To begin with, government participation is probably necessary. The CARD project implemented by the AP Government, was fully funded by the government and cost the exchequer approximately $4.3 million. In the above case study, it might be useful to remember that a streamlined process of land registration is bound to improve registration, which in turn would generate additional revenue by expanding the tax base. Indeed, the AP Government saw an increase in net land registration revenues of 19.75% in the first year of CARD operations, up from 9.76% prior to the implementation of the CARD system. In addition, it is a documented fact that people are usually willing to pay for services, especially if they are efficient and 'user-friendly'.

In the CARD example, the AP Government registers approximately 1.2 million documents per year. A nominal charge of $1 per document for on-line documentation (in reality, the ability of people registering property documents would be higher) would net the government close to $1 million (assuming 80% of these documents are filed on-line). Finally, the $4.3 million spent on the CARD project has a large capital component (computer hardware, office LANs, office space and furniture), a charge which could be spread across other projects requiring substantial citizen interfaces. Indeed, there could be numerous applications meeting that condition ranging from filing of tax returns to voter registration.
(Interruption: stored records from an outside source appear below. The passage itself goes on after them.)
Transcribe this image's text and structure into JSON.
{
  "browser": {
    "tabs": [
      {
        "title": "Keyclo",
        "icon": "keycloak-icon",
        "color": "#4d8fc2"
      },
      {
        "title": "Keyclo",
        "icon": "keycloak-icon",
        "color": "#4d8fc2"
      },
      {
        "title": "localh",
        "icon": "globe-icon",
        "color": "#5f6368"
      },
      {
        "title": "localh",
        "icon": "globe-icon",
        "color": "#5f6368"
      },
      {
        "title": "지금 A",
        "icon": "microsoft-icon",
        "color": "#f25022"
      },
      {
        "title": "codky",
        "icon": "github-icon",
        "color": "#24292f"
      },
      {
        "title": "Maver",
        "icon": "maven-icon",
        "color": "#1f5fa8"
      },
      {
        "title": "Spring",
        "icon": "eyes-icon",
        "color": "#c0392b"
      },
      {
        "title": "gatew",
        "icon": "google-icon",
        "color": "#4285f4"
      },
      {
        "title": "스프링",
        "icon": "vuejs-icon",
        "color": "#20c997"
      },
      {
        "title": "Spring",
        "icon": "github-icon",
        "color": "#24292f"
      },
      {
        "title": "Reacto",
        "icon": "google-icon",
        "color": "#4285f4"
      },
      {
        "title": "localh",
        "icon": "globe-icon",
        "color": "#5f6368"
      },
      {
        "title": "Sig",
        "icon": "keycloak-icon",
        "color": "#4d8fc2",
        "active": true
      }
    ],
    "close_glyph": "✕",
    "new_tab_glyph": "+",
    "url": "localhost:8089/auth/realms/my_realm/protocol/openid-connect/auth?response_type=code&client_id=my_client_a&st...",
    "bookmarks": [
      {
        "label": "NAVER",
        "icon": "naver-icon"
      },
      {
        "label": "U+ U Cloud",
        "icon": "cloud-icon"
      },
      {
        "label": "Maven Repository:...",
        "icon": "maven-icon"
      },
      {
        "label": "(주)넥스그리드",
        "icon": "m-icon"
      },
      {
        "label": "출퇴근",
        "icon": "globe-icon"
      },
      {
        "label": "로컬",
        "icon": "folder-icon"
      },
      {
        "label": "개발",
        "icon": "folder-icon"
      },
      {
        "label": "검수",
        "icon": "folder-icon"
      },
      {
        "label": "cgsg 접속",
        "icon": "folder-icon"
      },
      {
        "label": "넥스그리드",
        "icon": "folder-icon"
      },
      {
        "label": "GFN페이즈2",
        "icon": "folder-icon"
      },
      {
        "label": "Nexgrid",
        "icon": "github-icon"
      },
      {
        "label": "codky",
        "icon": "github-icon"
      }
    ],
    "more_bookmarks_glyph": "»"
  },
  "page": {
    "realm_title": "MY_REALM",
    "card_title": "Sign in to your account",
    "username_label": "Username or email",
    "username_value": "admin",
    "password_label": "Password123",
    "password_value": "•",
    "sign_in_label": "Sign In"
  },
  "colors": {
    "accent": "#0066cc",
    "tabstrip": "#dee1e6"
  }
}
The ASP (Application Service Provider) model holds tremendous potential in this area. The centralized ASP model is extremely well suited for a system that needs to be accessed from geographically dispersed locations, often with little or no technical expertise in the locations. Thus, such applications can be hosted and managed from a centralized location (say, the state capital) with the remote offices (district headquarters, towns and villages) accessing the application via the internet. This has the added benefit of ease of maintenance and management of application upgrades. In addition, such a model could provide, at a central location, a wealth of data, which can be used by the governments for managing and tracking development programs. For instance, a centralized land registration system could provide the foundation to build applications to track the usage of land (say, the ratio of croplands and grasslands by district) and subsequently, land output and productivity.
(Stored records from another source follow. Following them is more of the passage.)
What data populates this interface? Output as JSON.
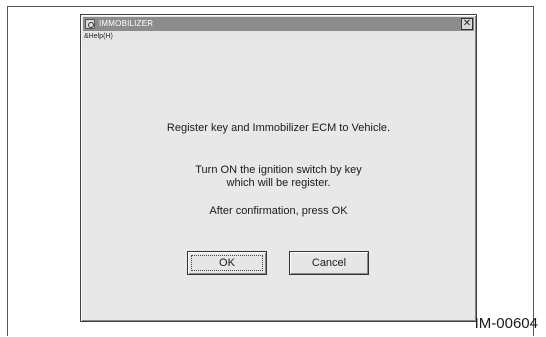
{
  "window": {
    "title": "IMMOBILIZER",
    "close_glyph": "✕"
  },
  "menu": {
    "help_label": "&Help(H)"
  },
  "message": {
    "main": "Register key and Immobilizer ECM to Vehicle.",
    "instruction_line1": "Turn ON the ignition switch by key",
    "instruction_line2": "which will be register.",
    "confirm": "After confirmation, press OK"
  },
  "buttons": {
    "ok_label": "OK",
    "cancel_label": "Cancel"
  },
  "figure": {
    "caption": "IM-00604"
  }
}
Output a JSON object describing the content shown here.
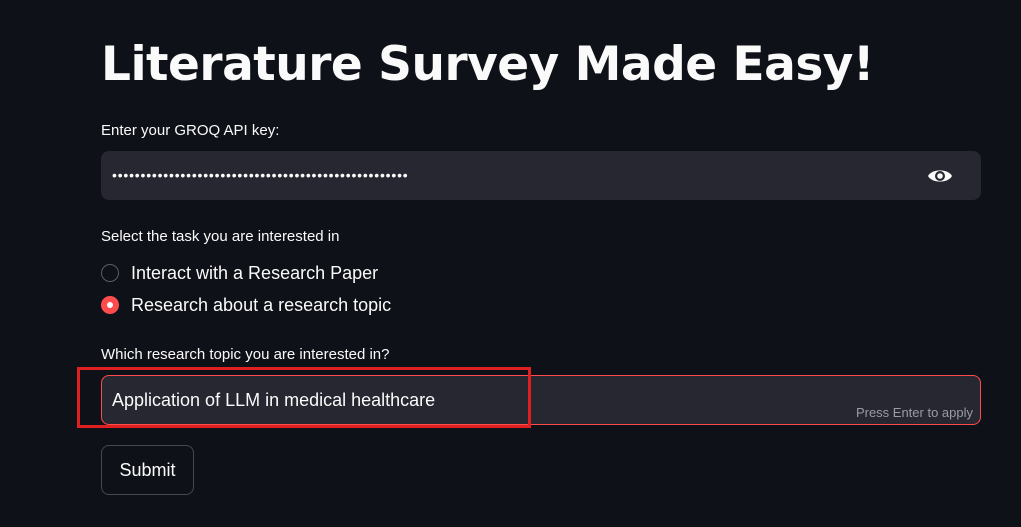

Finally, it is important to realize that the technical expertise built from such projects can be effectively leveraged in other regions by re-using the technologies as well as implementation experiences. Thus, the CARD system, with minimal changes, could be implemented across India (made easier by the fact that land registration is a federal subject and is governed across much of the country by the Indian Stamp Act of 1899 and the National Registration Act of 1908). In addition, technical expertise and implementation experience built from such projects can be transferred to other such projects in other developing countries as well.

It is creative applications like these that provide the basis for developing the infrastructure of our governing institutions that could in turn, improve transparency and provide the basis for more inclusive and efficient markets. It would be presumptuous to assume that merely implementing an IT system (after all, the costs would not be insignificant) would result in the expected 'development returns'. Indeed, one of the key findings from the CARD project was that 'change management' was the most important contributor, with the IT system playing the role of an 'enabler' in streamlining these changes. Given that any attempts at improving the institutional framework are dependent on a combination of legislative changes, overcoming resistance to changes on the grounds of fears of employee retrenchment and a change in the outlook of government officials, such projects stand a greater chance of success when led by public administrators with an understanding of technology, rather than technical specialists or business entrepreneurs with little understanding of public policy.